The first two lessons I learned as a state representative were: I do not have a monopoly on brains, and when one of us does something in conflict with our Code of Ethics, we all look bad in the public eye. As a legislator, I can be perceived as a voice for many, a conduit for deliberative democracy and someone elected by individuals who will make certain I do my job well. I have never perceived my position as one of power but one that demanded leadership skills to be a “change-agent.”
One of our chief responsibilities as legislators is to continuously look for ways to carry out government services more fairly and efficiently. We provide a critical check and balance as we make sure that the people’s work is being done and their tax dollars are being put to their best use.
With that in mind, one area of government that I think needs a more in-depth review is our 15 Area Development Districts (ADDs). These organizations play a powerful role in our communities by delivering critical services our citizens need. For example, by working hand in hand with the Workforce Investment Board, your local area development district has the ability to build thriving communities that entice industry, because it guides job-training dollars that can rebuild your economy. Think of the gift families are given when adult children remain close to home because there is a job nearby that matches their skillset.

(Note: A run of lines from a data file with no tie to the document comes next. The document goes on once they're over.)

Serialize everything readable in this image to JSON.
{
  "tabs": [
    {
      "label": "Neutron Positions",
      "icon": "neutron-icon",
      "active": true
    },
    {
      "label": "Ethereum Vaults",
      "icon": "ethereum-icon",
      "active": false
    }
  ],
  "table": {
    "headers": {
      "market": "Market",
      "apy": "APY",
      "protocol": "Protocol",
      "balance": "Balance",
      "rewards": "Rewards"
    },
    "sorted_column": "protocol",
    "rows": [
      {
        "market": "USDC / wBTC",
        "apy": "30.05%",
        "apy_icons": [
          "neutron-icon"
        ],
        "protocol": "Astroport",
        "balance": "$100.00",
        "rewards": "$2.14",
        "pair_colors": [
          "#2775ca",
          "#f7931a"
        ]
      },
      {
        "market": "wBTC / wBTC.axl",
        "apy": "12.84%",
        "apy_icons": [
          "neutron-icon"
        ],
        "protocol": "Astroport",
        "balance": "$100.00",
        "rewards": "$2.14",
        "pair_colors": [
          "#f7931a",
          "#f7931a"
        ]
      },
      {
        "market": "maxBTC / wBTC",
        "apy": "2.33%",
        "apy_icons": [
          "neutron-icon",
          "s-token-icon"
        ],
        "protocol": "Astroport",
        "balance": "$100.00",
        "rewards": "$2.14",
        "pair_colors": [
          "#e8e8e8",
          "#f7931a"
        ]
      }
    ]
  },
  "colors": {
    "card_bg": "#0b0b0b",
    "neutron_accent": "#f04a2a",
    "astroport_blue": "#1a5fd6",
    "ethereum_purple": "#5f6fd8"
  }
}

Area Development Districts also preserve the dignity, self-respect and independence of Kentucky’s elders and individuals with disabilities with around $58 million of your tax dollars that come from the state and federal government. With ADD leadership, programs and services are provided for the most vulnerable and fragile population in our country, our seniors. ADDs coordinate home delivered meals for the elderly so participants can remain healthy and independent and are not haunted by hunger and food insecurity. Through their home-visitation programs, ADDs allow seniors to avoid the need for nursing home care.
Unfortunately, the “black-eye” principle I mentioned applies to ADDs as well, and when one does wrong, they all suffer. In 2014, former Auditor Adam Edelen released an alarming audit of the Bluegrass Area Development District that continues to cause pain across the entire state. The General Assembly has not met the challenge to fix the underlying issue, but we have an opportunity this legislative session to rectify that. That is the very reason I will be sponsoring a transparency bill that will provide relief for the ADDs that do their work proudly and want citizens to know that they value every contribution they receive from hard-earned tax dollars.
My goal is simple: I want the ADDs to be as open and ethical as we expect all of government to be. I want the public to know the ADDs are putting their interests first and can easily prove it. We need a brighter spotlight, so we can praise what they are doing well and immediately begin fixing whatever problems there may be. I see my legislation as the map that can lead us there. It has the potential to be the biggest “change-agent” law the General Assembly can pass this year.
Susan Westrom represents House District 79.